Erbaş’ın sözlerine ihtiyacımız var
İçişleri Bakanı Süleyman Soylu, ramazanın ilk cuma hutbesindeki ifadelerinden dolayı bazı kesimlerin hedef seçtiği Diyanet İşleri Başkanı Ali Erbaş’a destek verdi. Bakan Soylu, Twitter’dan yaptığı paylaşımda, “Kısa, net! Ali Erbaş hocamızı seviyoruz. Sözlerine de ihtiyacımız var.” ifadesine yer verdi.
İslam’ın emir ve yasakların açık ve net olduğunu belirten Saadet Partisi Genel Başkanı Temel Karamollaoğlu: Aile hayatının kutsallığını, neslin muhafaza edilmesi gerektiğini ve İslam’ın evrensel ahlaki ilkelerini bir hutbe vesilesiyle hatırlatmak, asla nefret suçu olarak değerlendirilemez. Bu ilke, emir ve yasakların hatırlatılması hem dini bir vecibe, hem de tarihi bir sorumluluğu yerine getirmektir.
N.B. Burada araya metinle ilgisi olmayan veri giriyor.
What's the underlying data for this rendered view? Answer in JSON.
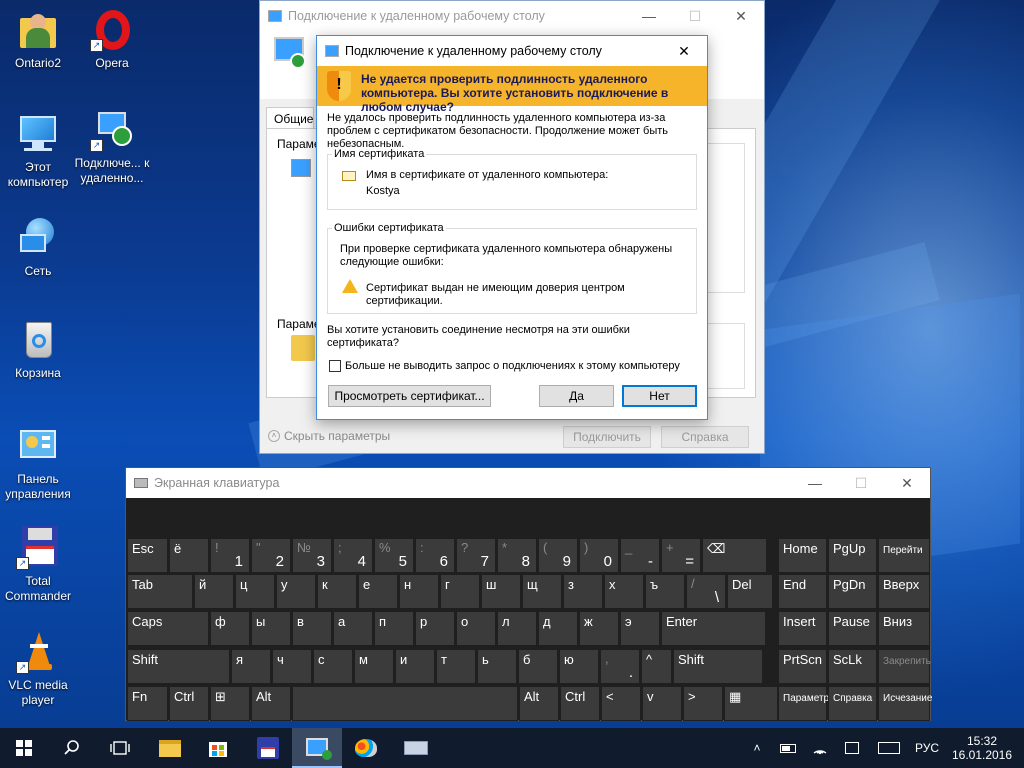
{
  "desktop_icons": [
    {
      "label": "Ontario2",
      "icon": "user-folder-icon"
    },
    {
      "label": "Opera",
      "icon": "opera-icon"
    },
    {
      "label": "Этот компьютер",
      "icon": "computer-icon"
    },
    {
      "label": "Подключе... к удаленно...",
      "icon": "remote-desktop-icon"
    },
    {
      "label": "Сеть",
      "icon": "network-icon"
    },
    {
      "label": "Корзина",
      "icon": "recycle-bin-icon"
    },
    {
      "label": "Панель управления",
      "icon": "control-panel-icon"
    },
    {
      "label": "Total Commander",
      "icon": "floppy-icon"
    },
    {
      "label": "VLC media player",
      "icon": "vlc-icon"
    }
  ],
  "rdp_main": {
    "title": "Подключение к удаленному рабочему столу",
    "tab_general": "Общие",
    "params1": "Параме",
    "params2": "Параме",
    "hide_params": "Скрыть параметры",
    "connect": "Подключить",
    "help": "Справка"
  },
  "dialog": {
    "title": "Подключение к удаленному рабочему столу",
    "warning": "Не удается проверить подлинность удаленного компьютера. Вы хотите установить подключение в любом случае?",
    "intro": "Не удалось проверить подлинность удаленного компьютера из-за проблем с сертификатом безопасности. Продолжение может быть небезопасным.",
    "cert_name_group": "Имя сертификата",
    "cert_name_label": "Имя в сертификате от удаленного компьютера:",
    "cert_name_value": "Kostya",
    "cert_errors_group": "Ошибки сертификата",
    "cert_errors_intro": "При проверке сертификата удаленного компьютера обнаружены следующие ошибки:",
    "cert_error_1": "Сертификат выдан не имеющим доверия центром сертификации.",
    "question": "Вы хотите установить соединение несмотря на эти ошибки сертификата?",
    "checkbox_label": "Больше не выводить запрос о подключениях к этому компьютеру",
    "view_cert": "Просмотреть сертификат...",
    "yes": "Да",
    "no": "Нет"
  },
  "osk": {
    "title": "Экранная клавиатура",
    "row1": [
      {
        "m": "Esc"
      },
      {
        "m": "ё"
      },
      {
        "s": "!",
        "b": "1"
      },
      {
        "s": "\"",
        "b": "2"
      },
      {
        "s": "№",
        "b": "3"
      },
      {
        "s": ";",
        "b": "4"
      },
      {
        "s": "%",
        "b": "5"
      },
      {
        "s": ":",
        "b": "6"
      },
      {
        "s": "?",
        "b": "7"
      },
      {
        "s": "*",
        "b": "8"
      },
      {
        "s": "(",
        "b": "9"
      },
      {
        "s": ")",
        "b": "0"
      },
      {
        "s": "_",
        "b": "-"
      },
      {
        "s": "+",
        "b": "="
      },
      {
        "m": "⌫"
      }
    ],
    "row2": [
      "Tab",
      "й",
      "ц",
      "у",
      "к",
      "е",
      "н",
      "г",
      "ш",
      "щ",
      "з",
      "х",
      "ъ",
      "/",
      "Del"
    ],
    "row2_slash_bottom": "\\",
    "row3": [
      "Caps",
      "ф",
      "ы",
      "в",
      "а",
      "п",
      "р",
      "о",
      "л",
      "д",
      "ж",
      "э",
      "Enter"
    ],
    "row4": [
      "Shift",
      "я",
      "ч",
      "с",
      "м",
      "и",
      "т",
      "ь",
      "б",
      "ю",
      ",",
      "^",
      "Shift"
    ],
    "row4_comma_bottom": ".",
    "row5": [
      "Fn",
      "Ctrl",
      "⊞",
      "Alt",
      "",
      "Alt",
      "Ctrl",
      "<",
      "v",
      ">",
      "▦"
    ],
    "nav": [
      [
        "Home",
        "PgUp",
        "Перейти"
      ],
      [
        "End",
        "PgDn",
        "Вверх"
      ],
      [
        "Insert",
        "Pause",
        "Вниз"
      ],
      [
        "PrtScn",
        "ScLk",
        "Закрепить"
      ],
      [
        "Параметры",
        "Справка",
        "Исчезание"
      ]
    ]
  },
  "taskbar": {
    "lang": "РУС",
    "time": "15:32",
    "date": "16.01.2016"
  }
}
Türkiye barolardan daha büyüktür
Türkiye Yazarlar Birliği İstanbul Şube Başkanı Mahmut Bıyıklı yaptığı açıklamayla Ali Erbaş’a destek verdi. “Bazı şer odaklarının göstermiş olduğu tepkiyi kaygıyla izliyoruz” diyen Bıyıklı, şunları söyledi: Kaygımızın sebebi çirkinliğin ve çirkefliğin sesinin hakikatin sesini bastırmaya çalışmasındandır. Hayâsızlığın hadsizliği bizi ürkütmektedir. Ortada bu ülkenin tüm değerlerine düşman örgütlü bir kötülük vardır. Görüntüde açık hainlik, düşmanlık vardır. Türk milleti tarih boyunca dinine diyanetine devletine her zaman sahip çıkmıştır. Bundan sonra da aynı azim ve inançla değerlerini muhafaza etmeye devam edecektir. Türkiye sapık düşünceli barolardan din ve diyanet düşmanı terör destekçisi derneklerden daha büyüktür.